La déclaration universelle des droits de l'Homme à 60 ans.

En 1948, « l’avènement d’un monde où les êtres humains (…) seront libérés de la terreur et de la misère, a été proclamé comme la plus haute aspiration de l’homme ». Les socialistes sont fiers d’être dépositaires, avec d’autres, de cette philosophie de l’Homme. Les progrès technologiques, scientifiques, techniques, médicaux et l’extension continue du champ de nos connaissances permettent aujourd’hui d’envisager concrètement sa réalisation. Les conquêtes démocratiques autant que les avancées du droit permettent de donner un sens à ces progrès.
Pourtant, le monde doute :
- la faillite d’un système économique qui ne profite qu’à quelques uns n’en finit pas de fabriquer des millions de pauvres…
- des dictatures sévissent encore, privant les êtres humains – souvent les femmes – des droits fondamentaux les plus élémentaires.
- les courants intégristes religieux et nationalistes sectaires sont assis sur les vents porteurs de la misère grandissante.

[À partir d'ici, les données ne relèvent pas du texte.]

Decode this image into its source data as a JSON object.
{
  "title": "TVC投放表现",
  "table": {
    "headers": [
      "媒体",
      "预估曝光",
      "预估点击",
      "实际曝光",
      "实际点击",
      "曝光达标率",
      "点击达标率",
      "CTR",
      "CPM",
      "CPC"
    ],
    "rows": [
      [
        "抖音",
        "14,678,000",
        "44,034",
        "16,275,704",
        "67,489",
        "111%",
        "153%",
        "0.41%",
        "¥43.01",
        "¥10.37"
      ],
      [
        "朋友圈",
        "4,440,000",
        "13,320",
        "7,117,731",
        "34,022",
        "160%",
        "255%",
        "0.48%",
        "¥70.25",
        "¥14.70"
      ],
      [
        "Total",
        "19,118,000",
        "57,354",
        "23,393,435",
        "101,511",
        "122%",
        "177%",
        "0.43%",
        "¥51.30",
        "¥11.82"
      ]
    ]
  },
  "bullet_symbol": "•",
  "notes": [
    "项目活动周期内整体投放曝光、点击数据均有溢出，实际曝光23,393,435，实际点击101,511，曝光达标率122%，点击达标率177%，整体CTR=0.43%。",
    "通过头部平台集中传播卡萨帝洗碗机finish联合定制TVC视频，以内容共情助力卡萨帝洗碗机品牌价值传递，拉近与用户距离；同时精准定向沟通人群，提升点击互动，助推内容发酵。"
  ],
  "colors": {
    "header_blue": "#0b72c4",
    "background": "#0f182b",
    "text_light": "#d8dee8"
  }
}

Le Parti socialiste veut refonder, avec ses partis frères et ses alliés progressistes, une dynamique politique tournée vers les solidarités internationales, la contestation d’un libéralisme dominant qui insulte la dignité des hommes et la dénonciation, sans relâche, de toutes les formes d’emprisonnement des consciences, des idées et des corps.

Pour les socialistes français, ce combat commence aussi ici, en France : contre les fichages généralisés, contre la violation des droits des migrants, contre les pratiques policières douteuses, contre les procédures de justice expéditives, contre la détection des risques délinquance dès l’âge de trois ans, emprisonnement dès l’âge de 12 ans, etc. Ce que veut la droite, c’est préparer les esprits à toujours plus de répression.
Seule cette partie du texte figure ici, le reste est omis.